What was originally "self-defense" for the USA has become offensive since the U.S. assumption of imperial power.
Engels wrote in the Preface for the 1888 English edition pamphlet of "On the Question of Free Trade":
***** It may now be 15 years ago, I traveled in a railway carriage with an intelligent Glasgow merchant, interested probably in the iron trade. Talking abut America, he treated me to the old Free Trade lubrications:
"Was it not inconceivable that a nation of sharp businessmen like the Americans should pay tribute to indigenous ironmasters and manufacturers, when they could buy the same, if not a better article, ever so much cheaper in this country?"

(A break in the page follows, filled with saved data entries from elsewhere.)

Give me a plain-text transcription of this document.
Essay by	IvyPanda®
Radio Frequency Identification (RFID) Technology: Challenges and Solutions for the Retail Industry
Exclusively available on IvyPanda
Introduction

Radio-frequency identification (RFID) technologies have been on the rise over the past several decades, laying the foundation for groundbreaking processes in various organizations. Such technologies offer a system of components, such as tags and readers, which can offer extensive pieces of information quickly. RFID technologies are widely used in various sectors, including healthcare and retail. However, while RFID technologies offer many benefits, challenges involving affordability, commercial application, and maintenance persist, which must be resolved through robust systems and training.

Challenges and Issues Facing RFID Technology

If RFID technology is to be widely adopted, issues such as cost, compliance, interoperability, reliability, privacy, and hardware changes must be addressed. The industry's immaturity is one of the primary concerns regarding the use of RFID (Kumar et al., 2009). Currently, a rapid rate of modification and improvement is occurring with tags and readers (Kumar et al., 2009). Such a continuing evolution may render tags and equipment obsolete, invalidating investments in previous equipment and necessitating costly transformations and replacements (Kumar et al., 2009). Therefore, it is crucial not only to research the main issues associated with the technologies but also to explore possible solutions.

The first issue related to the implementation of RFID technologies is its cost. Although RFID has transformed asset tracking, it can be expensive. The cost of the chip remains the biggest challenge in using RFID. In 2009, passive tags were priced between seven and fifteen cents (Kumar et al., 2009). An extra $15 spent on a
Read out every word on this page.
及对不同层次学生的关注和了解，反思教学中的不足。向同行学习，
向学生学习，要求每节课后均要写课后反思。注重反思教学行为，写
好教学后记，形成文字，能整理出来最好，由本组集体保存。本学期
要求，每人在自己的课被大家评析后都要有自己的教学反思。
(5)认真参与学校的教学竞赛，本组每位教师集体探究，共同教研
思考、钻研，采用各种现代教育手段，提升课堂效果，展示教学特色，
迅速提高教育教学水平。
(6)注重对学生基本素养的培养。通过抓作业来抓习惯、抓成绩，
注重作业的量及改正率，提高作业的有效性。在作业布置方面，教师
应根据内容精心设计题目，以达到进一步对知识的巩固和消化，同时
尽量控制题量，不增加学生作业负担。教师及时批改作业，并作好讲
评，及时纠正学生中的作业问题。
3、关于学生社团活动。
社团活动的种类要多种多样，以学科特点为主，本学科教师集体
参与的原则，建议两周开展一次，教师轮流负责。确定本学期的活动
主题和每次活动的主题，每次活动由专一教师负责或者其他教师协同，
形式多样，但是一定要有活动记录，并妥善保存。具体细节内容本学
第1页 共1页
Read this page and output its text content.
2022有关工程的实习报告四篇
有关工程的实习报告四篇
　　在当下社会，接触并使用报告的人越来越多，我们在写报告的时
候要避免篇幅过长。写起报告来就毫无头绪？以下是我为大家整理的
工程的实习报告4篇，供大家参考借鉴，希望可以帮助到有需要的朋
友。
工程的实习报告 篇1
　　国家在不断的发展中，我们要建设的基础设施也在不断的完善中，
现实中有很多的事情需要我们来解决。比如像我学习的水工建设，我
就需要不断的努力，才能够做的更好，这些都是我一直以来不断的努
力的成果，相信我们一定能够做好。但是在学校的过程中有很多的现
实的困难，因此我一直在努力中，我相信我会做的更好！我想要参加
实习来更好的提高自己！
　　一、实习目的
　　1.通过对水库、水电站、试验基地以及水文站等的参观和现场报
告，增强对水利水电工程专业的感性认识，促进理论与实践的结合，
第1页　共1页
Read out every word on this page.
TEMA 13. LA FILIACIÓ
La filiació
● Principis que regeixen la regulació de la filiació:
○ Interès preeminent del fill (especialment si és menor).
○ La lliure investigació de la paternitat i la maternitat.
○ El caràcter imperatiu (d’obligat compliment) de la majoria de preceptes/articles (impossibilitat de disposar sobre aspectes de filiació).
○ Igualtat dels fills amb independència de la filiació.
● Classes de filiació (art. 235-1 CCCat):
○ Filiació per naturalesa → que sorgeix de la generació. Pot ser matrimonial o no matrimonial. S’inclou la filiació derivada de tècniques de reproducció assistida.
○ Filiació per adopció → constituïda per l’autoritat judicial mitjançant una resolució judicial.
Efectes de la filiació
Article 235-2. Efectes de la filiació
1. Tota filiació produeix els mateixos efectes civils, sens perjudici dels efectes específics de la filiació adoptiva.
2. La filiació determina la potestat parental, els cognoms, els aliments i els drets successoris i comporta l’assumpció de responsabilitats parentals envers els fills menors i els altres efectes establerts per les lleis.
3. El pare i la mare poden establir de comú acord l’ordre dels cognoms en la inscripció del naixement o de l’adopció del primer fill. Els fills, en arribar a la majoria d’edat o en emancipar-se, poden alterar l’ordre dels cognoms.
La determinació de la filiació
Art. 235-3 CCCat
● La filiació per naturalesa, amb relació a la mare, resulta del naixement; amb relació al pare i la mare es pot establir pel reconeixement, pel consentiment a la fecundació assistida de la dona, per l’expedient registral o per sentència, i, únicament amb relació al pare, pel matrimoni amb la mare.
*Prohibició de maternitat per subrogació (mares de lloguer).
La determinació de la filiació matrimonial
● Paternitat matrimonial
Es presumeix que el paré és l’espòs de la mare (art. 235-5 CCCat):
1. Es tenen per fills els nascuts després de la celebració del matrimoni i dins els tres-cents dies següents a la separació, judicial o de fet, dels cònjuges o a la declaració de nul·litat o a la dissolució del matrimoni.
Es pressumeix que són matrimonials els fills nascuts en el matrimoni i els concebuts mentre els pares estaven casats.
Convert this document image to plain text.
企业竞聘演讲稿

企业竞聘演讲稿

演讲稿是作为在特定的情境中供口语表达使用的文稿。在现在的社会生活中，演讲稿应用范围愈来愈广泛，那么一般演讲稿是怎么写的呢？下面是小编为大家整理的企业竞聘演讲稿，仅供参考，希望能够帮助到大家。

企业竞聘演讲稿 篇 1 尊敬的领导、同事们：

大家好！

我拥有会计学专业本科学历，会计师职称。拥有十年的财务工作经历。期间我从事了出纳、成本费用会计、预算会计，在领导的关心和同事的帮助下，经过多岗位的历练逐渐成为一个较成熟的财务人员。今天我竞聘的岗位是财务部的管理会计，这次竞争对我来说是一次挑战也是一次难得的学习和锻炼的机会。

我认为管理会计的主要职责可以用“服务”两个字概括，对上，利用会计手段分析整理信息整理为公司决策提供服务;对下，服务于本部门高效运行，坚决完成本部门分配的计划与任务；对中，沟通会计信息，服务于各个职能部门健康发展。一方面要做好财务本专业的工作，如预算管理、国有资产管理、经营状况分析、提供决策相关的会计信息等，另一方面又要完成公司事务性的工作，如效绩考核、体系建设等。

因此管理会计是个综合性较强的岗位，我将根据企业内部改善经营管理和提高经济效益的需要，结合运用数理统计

And then he gave me examples as to how much the Americans taxed themselves in order to enrich a few greedy ironmasters.
"Well," I replied, "I think there is another side to the question. You know that in coal, waterpower, iron, and other ores, cheap food, homegrown cotton, and other raw materials, America has resources and advantages unequalled by any European country; and that these resources cannot be fully developed except by America becoming a manufacturing country. You will admit, too, that nowadays a, great nation like the Americans' cannot exist on agriculture alone; that would be tantamount to a condemnation to permanent barbarism and inferiority; no great nation can live, in our age, without manufactures of her own. Well, then, if America must become a manufacturing country, and if she has every chance of not only succeeding but even outstripping her rivals, there are two ways open to her: either to carry on for, let us say, 50 years under Free Trade an extremely expensive competitive war against English manufactures that have got nearly a hundred years start; or else to shut out, by protective duties, English manufactures for, say, 25 years, with the almost absolute certainty that at the end of the 25 years she will be able to hold her own in the open market of the world. Which of the two will be the cheapest and the shortest? That is the question. If you want to go from Glasgow to London, you take the parliamentary train at a penny a mile and travel at the rate of 12 miles an hour. But you do not; your time is too valuable, you take the express, pay twopence a mile and do 40 miles an hour. Very well, the Americans prefer to pay express fare and to go express speed."
My Scotch Free Trade had not a word in reply.
Protection beings a means of artificially manufacturing manufacturers, may, therefore, appear useful not only to an incompletely developed capitalist class still struggling with feudalism; it may also give a life to the rising capitalist class of a country which, like America, has never known feudalism, but which has arrived at that stage of development where the passage from agriculture to manufactures becomes a necessity. America, placed in that situation, decided in favor of protection. Since that decision was carried out, the five and 20 years of which I spoke to my fellow traveller have about passed and, if I was not wrong, protection ought to have done its task for America, and ought to be now becoming a nuisance.
That has been my opinion for some time. Nearly two years ago, I said to a protectionist American:
"I am convinced that if America goes in for Free Trade, she will in 10 years have beaten England in the market of the world."
<http://www.marxists.org/archive/marx/works/1848-ft/1888-ft.htm> *****
And it has. The USA gained industrial & military supremacy & has decided to advocate free trade. Protectionism has done its job for the nation & turned it into an empire.
While underdeveloped nations still have something to gain from protectionism, America, Europe, & Japan don't.